Leetcode #456: 132 Pattern
In this guide, we solve Leetcode #456 132 Pattern in Python and focus on the core idea that makes the solution efficient.
You will see the intuition, the step-by-step method, and a clean Python implementation you can use in interviews.
Problem Statement
Given an array of n integers nums, a 132 pattern is a subsequence of three integers nums[i], nums[j] and nums[k] such that i < j < k and nums[i] < nums[k] < nums[j]. Return true if there is a 132 pattern in nums, otherwise, return false.
Quick Facts
- Difficulty: Medium
- Premium: No
- Tags: Stack, Array, Binary Search, Ordered Set, Monotonic Stack
Intuition
The problem structure suggests a monotonic decision, which makes binary search a natural fit.

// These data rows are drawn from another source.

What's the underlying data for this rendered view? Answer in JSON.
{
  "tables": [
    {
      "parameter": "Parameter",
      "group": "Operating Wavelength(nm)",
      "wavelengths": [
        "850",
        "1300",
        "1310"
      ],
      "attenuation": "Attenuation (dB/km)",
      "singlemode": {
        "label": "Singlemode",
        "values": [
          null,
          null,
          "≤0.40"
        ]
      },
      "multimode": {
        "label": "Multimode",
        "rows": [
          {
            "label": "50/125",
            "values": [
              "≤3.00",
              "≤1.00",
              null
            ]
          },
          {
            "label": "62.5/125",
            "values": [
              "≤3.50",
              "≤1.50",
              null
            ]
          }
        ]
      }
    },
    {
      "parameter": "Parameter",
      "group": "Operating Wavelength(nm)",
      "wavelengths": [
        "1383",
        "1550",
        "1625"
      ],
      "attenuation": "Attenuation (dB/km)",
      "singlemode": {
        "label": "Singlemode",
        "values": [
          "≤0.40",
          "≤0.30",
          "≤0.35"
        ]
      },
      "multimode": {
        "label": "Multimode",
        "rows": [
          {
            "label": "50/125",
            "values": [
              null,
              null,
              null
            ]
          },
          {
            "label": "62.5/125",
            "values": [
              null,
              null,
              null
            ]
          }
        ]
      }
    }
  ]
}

By halving the search space each step, we reach the answer efficiently.
Approach
Search either directly on a sorted array or on the answer space using a check function.
Each check is fast, and the logarithmic search keeps the overall runtime low.
Steps:
- Define the search bounds.
- Check the mid point condition.
- Narrow the bounds until convergence.
Example
Input: nums = [1,2,3,4]
Output: false
Explanation: There is no 132 pattern in the sequence.
Python Solution
class Solution:
def find132pattern(self, nums: List[int]) -> bool:
vk = -inf
stk = []
for x in nums[::-1]:
if x < vk:
return True
while stk and stk[-1] < x:
vk = stk.pop()
stk.append(x)
return False
Complexity
The time complexity is O(log n) or O(n log n). The space complexity is O(1).
Edge Cases and Pitfalls
Watch for boundary values, empty inputs, and duplicate values where applicable. If the problem involves ordering or constraints, confirm the invariant is preserved at every step.
Summary
This Python solution focuses on the essential structure of the problem and keeps the implementation interview-friendly while meeting the constraints.